I have two tables and I am wanting to do an inner join between table_1 and table_2 but only when there is one row in table_2 that meets the join criteria.

For example:

table_1

 id              | name             | age          |           
----------------- ------------------ --------------   
 1               | john jones       | 10           |
 2               | pete smith       | 15           | 
 3               | mary lewis       | 12           | 
 4               | amy roberts      | 13           |  

table_2

 id              | name             | age          | hair         | height       |           
----------------- ------------------ -------------- -------------- --------------   
 1               | john jones       | 10           | brown        | 100          |
 2               | john jones       | 10           | blonde       | 132          | 
 3               | mary lewis       | 12           | brown        | 146          | 
 4               | pete smith       | 15           | black        | 171          |  

So I want to do a join when name is equal, but only when there is one corresponding matching name in table_2

So my results would look like this:

 id              | name             | age          |  hair        |        
----------------- ------------------ -------------- --------------   
 2               | pete smith       | 15           | black        | 
 3               | mary lewis       | 12           | brown        | 

As you can see, John Jones isn't in the results as there are two corresponding rows in table_2.

My initial code looks like this:

select tb.id,tb.name,tb.age,sc.hair
from table_1 tb
inner join table_2 sc
on tb.name = sc.name and tb.age = sc.age

Can I apply a clause within the join so that it only joins on rows which are unique matches?

CodePudding user response:

The short answer is - no. A join clause evaluates conditions for each potential pair of rows that might be joined together, and then returns true or false.

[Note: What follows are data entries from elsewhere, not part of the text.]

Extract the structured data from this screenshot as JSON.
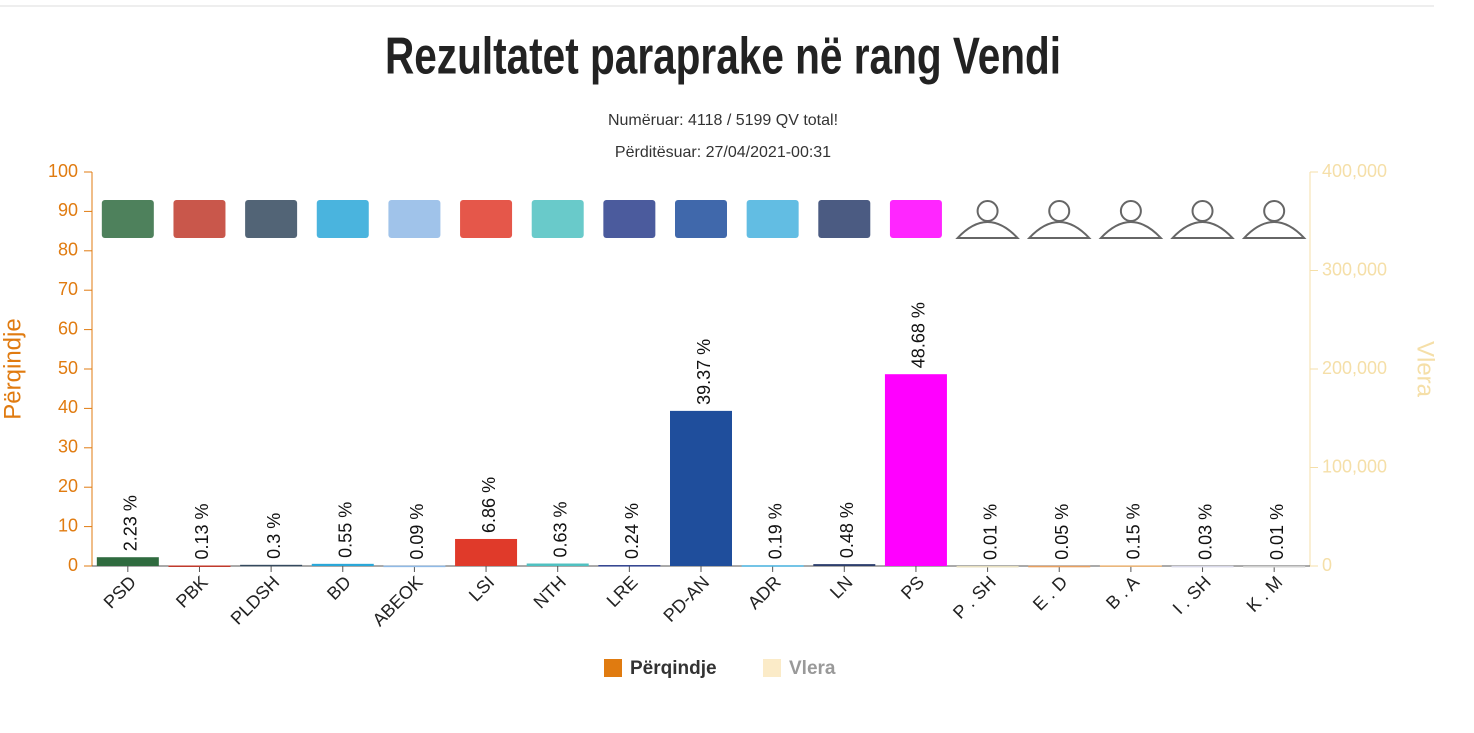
{
  "chart_data": {
    "type": "bar",
    "title": "Rezultatet paraprake në rang Vendi",
    "subtitle": [
      "Numëruar: 4118 / 5199 QV total!",
      "Përditësuar: 27/04/2021-00:31"
    ],
    "categories": [
      "PSD",
      "PBK",
      "PLDSH",
      "BD",
      "ABEOK",
      "LSI",
      "NTH",
      "LRE",
      "PD-AN",
      "ADR",
      "LN",
      "PS",
      "P . SH",
      "E . D",
      "B . A",
      "I . SH",
      "K . M"
    ],
    "values": [
      2.23,
      0.13,
      0.3,
      0.55,
      0.09,
      6.86,
      0.63,
      0.24,
      39.37,
      0.19,
      0.48,
      48.68,
      0.01,
      0.05,
      0.15,
      0.03,
      0.01
    ],
    "value_labels": [
      "2.23 %",
      "0.13 %",
      "0.3 %",
      "0.55 %",
      "0.09 %",
      "6.86 %",
      "0.63 %",
      "0.24 %",
      "39.37 %",
      "0.19 %",
      "0.48 %",
      "48.68 %",
      "0.01 %",
      "0.05 %",
      "0.15 %",
      "0.03 %",
      "0.01 %"
    ],
    "colors": [
      "#2f6b3f",
      "#c0392b",
      "#34495e",
      "#2aa7d8",
      "#8fb9e6",
      "#e03a2a",
      "#4fc1c1",
      "#2c3e8c",
      "#1f4e9c",
      "#46b1de",
      "#2c3e6c",
      "#ff00ff",
      "#e8e0c0",
      "#e8a060",
      "#e8b070",
      "#d8d8e8",
      "#d0d0d0"
    ],
    "y_label": "Përqindje",
    "y2_label": "Vlera",
    "ylim": [
      0,
      100
    ],
    "yticks": [
      0,
      10,
      20,
      30,
      40,
      50,
      60,
      70,
      80,
      90,
      100
    ],
    "y2lim": [
      0,
      400000
    ],
    "y2ticks": [
      0,
      {
        "value": 100000,
        "label": "100,000"
      },
      {
        "value": 200000,
        "label": "200,000"
      },
      {
        "value": 300000,
        "label": "300,000"
      },
      {
        "value": 400000,
        "label": "400,000"
      }
    ],
    "legend": [
      {
        "name": "Përqindje",
        "color": "#e07b10"
      },
      {
        "name": "Vlera",
        "color": "#fbebc8"
      }
    ]
  }
}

You could consider using "group" and "having" to determine the unique names and ages that appear exactly once in the second table. Something like:

select *
FROM table_1
INNER JOIN table_2
  ON table_1.name = table_2.name AND table_1.age = table_2.age
WHERE (table_2.name, table_2.age) IN (SELECT name, age FROM table_2 GROUP BY name,age HAVING COUNT(*) = 1)

CodePudding user response:

Group by all columns and apply having count(*) = 1

select tb.id,tb.name,tb.age,sc.hair
from table_1 tb
join table_2 sc
  on tb.name = sc.name and tb.age = sc.age
group by tb.id,tb.name,tb.age,sc.hair
having count(*) = 1

The interesting thing to note is that you don’t need the aggregate expression (in the case count(*) )in the select clause.